Technical Safety BC-led boiler investigation influences global standards
Have you ever waited a moment too long to light a barbecue and been surprised by the “whoosh” as built-up gas ignites? Safety professionals call this a “hard light-off” or delayed ignition and, if you are outside, the result is typically a yelp followed by jokes about singed eyebrows. But in many circumstances, it’s no laughing matter.
Several hard light-off incidents at commercial and industrial buildings around British Columbia were reported to Technical Safety BC between 2011 and 2015. Owners of specific models of gas-fired hot water boilers reported hearing a loud bang or pop during start-up or operation, often with associated damage to the boiler venting system.
“One of these delayed ignitions actually blew the venting off and the boiler continued to operate,” recalls Technical Safety BC's Jeff Coleman, Leader, Engineering and Incident Investigations. “It was no longer venting properly and the products of combustion, including carbon monoxide, were staying inside the building.”
Thanks to the data reported to Technical Safety BC through past incidents, a trend became apparent. “Each time was a little different but we noticed it was the same manufacturer and same boiler model series in all the cases,” Coleman says. After an incident at a public athletics centre in Burnaby in October 2015, Technical Safety BC kicked off an in-depth investigation to prevent future occurrences.
Technical Safety BC brought together the manufacturer of the affected boiler, the boiler certification body and the facility owner to collaborate on an investigation and possible improvements. Building trust and communication between the parties was key and Technical Safety BC worked hard to keep the emphasis on mutual co-operation, collaboration and public safety.
Technical Safety BC guided the team through a number of activities including a review of the past incidents; interviews with witnesses, operators and maintenance contractors; and an examination of the boiler installation, components, gas supply and venting systems.

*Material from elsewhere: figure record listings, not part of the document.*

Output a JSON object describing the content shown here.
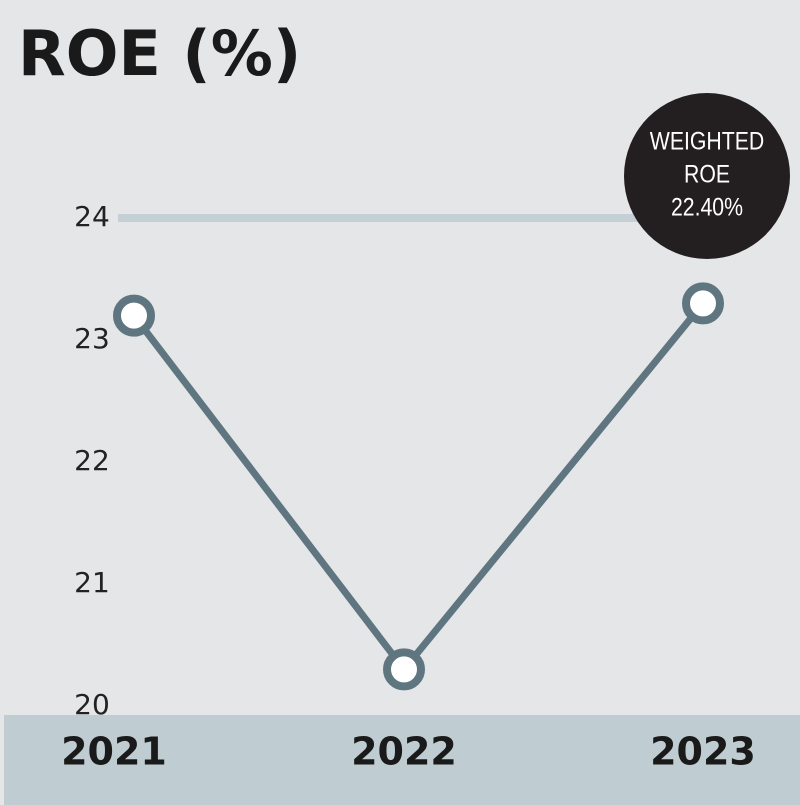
{
  "chart_data": {
    "type": "line",
    "title": "ROE (%)",
    "categories": [
      "2021",
      "2022",
      "2023"
    ],
    "series": [
      {
        "name": "ROE",
        "color": "#5f7580",
        "values": [
          23.2,
          20.3,
          23.3
        ]
      }
    ],
    "ylim": [
      20,
      24
    ],
    "yticks": [
      20,
      21,
      22,
      23,
      24
    ],
    "reference_line": 24,
    "annotation": [
      "WEIGHTED",
      "ROE",
      "22.40%"
    ]
  }
}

“The investigation quickly identified some commonalities among all the boilers that had malfunctioned,” says Chris Jorgenson, Technical Safety BC's Administrator of Gas Equipment Approvals. The first was the presence of a “white-potted” igniter that functions as part of an igniter-injector assembly. A particular design feature of these older igniters caused the metal tip to snap or the ceramic tube to crack when heated. The location of the igniters also contributed to carbon deposit build-up, preventing a clean ignition every time.
Another issue involved the purge system, which is responsible for clearing out gas if lighting doesn’t happen immediately. The purge cycle was found to be too short and weak to clear gas out of longer chimneys. The damaged igniter tip, combined with a low blower speed during purge, likely caused the ignition of an increased amount of gas within the boiler, forcing gas through and damaging the venting system.
Under the Safety Standards Act, a provincial safety manager can issue a safety order to prevent, avoid or reduce risk of personal injury or damage to property. Technical Safety BC's Gas Safety Manager, Brad Wyatt, issued a safety order that mandated an adjustment to the purge cycle, upgrade of the igniter, and regular service and maintenance requirements for these types of boilers in BC. “It is so important that these types of gas-burning equipment are installed to the manufacturer’s requirements as well as regularly inspected, cleaned and maintained by qualified gas fitters,” reminds Wyatt.
The manufacturer also noted several instances of maintenance neglect believed to be related to the incidents. It issued an updated technical service bulletin to alert owners of the potential issue and how to remedy it. The manufacturer also facilitated repairs to the damaged boilers and the replacement of white-potted igniters with the safer black-potted ones. All boilers of this type installed in BC are now required to have the igniters and the equipment serviced and maintained annually by a qualified gas fitter.
The implications of this investigation extend beyond BC. Underwriters Laboratories Inc., the certification body that certifies equipment of this kind, is currently clarifying the technical standards for gas-assist ignition system design and certification. When implemented, these changes will affect boiler certification standards at an international level.
This is just one example of how incidents reported to Technical Safety BC are resulting in wide-reaching changes to industry that are improving safety in the province and beyond.